In the diagram above, by the inscribed angle theorem, the angles at $z_1,z_2$ are equal because they subtend the same chord $z_3z_4$. If $z_1,z_2$ are on opposite sides of the chord the sum of the subtended angles is $\pi$.
Recalling that $\text{arg}\frac{w}{z}$ is the angle between $w$ and $z$,
in the first case (angles equal),
$$\text{arg}\frac{z_1-z_3}{z_1-z_4}=\alpha=\text{arg}\frac{z_2-z_3}{z_2-z_4}.$$
and from there we see that $\text{arg}(z_1,z_2,z_3,z_4)=0 \implies (z_1,z_2,z_3,z_4)\in\mathbb{R}$.
The argument is similar if $z_1,z_2$ are on opposite sides of the chord.
To go in the other direction we observe that
$(z_1,z_2,z_3,z_4)\in\mathbb{R}\implies \text{arg}(z_1,z_2,z_3,z_4)=0 \text{ or }\pi,$ and therefore the angles at $z_1,z_2$ subtended by the segment $z_3z_4$ are either equal or supplementary. In either case we can conclude that the points are either collinear or concyclic.
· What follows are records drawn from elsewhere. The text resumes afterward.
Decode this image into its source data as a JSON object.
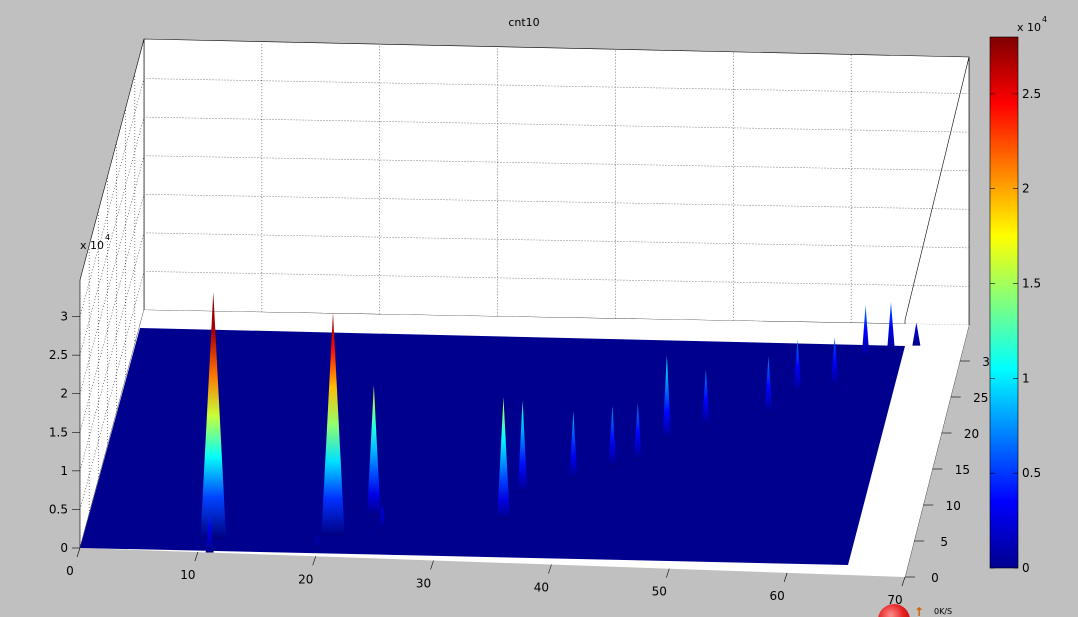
{
  "chart_data": {
    "type": "surface",
    "title": "cnt10",
    "x": {
      "ticks": [
        0,
        10,
        20,
        30,
        40,
        50,
        60,
        70
      ],
      "range": [
        0,
        70
      ]
    },
    "y": {
      "ticks": [
        0,
        5,
        10,
        15,
        20,
        25,
        30
      ],
      "range": [
        0,
        35
      ]
    },
    "z": {
      "ticks": [
        "0",
        "0.5",
        "1",
        "1.5",
        "2",
        "2.5",
        "3"
      ],
      "exponent": "x 10",
      "exponent_power": "4",
      "range": [
        0,
        35000
      ]
    },
    "grid": true,
    "colormap": "jet",
    "colorbar": {
      "placement": "right",
      "exponent": "x 10",
      "exponent_power": "4",
      "ticks": [
        "0",
        "0.5",
        "1",
        "1.5",
        "2",
        "2.5"
      ],
      "range": [
        0,
        28000
      ]
    },
    "peaks": [
      {
        "x": 11,
        "y": 2,
        "z": 32000
      },
      {
        "x": 21,
        "y": 3,
        "z": 29000
      },
      {
        "x": 24,
        "y": 6,
        "z": 17000
      },
      {
        "x": 35,
        "y": 6,
        "z": 16000
      },
      {
        "x": 36,
        "y": 10,
        "z": 12000
      },
      {
        "x": 40,
        "y": 12,
        "z": 9000
      },
      {
        "x": 43,
        "y": 14,
        "z": 8000
      },
      {
        "x": 45,
        "y": 15,
        "z": 7500
      },
      {
        "x": 47,
        "y": 18,
        "z": 11000
      },
      {
        "x": 50,
        "y": 20,
        "z": 7500
      },
      {
        "x": 55,
        "y": 22,
        "z": 7500
      },
      {
        "x": 57,
        "y": 25,
        "z": 7000
      },
      {
        "x": 60,
        "y": 26,
        "z": 6500
      },
      {
        "x": 62,
        "y": 30,
        "z": 7000
      },
      {
        "x": 64,
        "y": 31,
        "z": 6500
      },
      {
        "x": 66,
        "y": 32,
        "z": 3000
      },
      {
        "x": 11,
        "y": 0,
        "z": 5000
      },
      {
        "x": 25,
        "y": 4,
        "z": 3500
      },
      {
        "x": 20,
        "y": 1,
        "z": 2000
      }
    ]
  },
  "overlay": {
    "speed_text": "0K/S"
  }
}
Bonus mnemonic. The cross ratio formula can be difficult to remember, whether it is for the complex plane, or for collinear points in projective geometry. This geometric interpretation gives a good mnemonic. In the diagram there are two paths to get from $z_3$ to $z_4$ via the other points: $z_3\to z_1\to z_4$, and $z_3\to z_2\to z_4$. For each path take the ratios of the path segments, and then the ratio of these ratios:
$$ \frac{z_3\to z_1}{z_1\to z_4}:\frac{z_3\to z_2}{z_2\to z_4}$$
Rewriting $w\to z$ as $w-z$ we get (*)
$$ \frac{z_3-z_1}{z_1-z_4}:\frac{z_3-z_2}{z_2-z_4},$$
which is equivalent to Ahlfors' definition
$$ \frac{z_1-z_3}{z_1-z_4}:\frac{z_2-z_3}{z_2-z_4}.$$
(*) Technically, instead of $w-z$ we should have rewritten $w\to z$ in 'vector' style as $z-w$ but $z-w=-(w-z)$ and all the minus signs cancel. This way we get a cross ratio formula that's easy to 'read' as two paths from $z_3$ to $z_4$.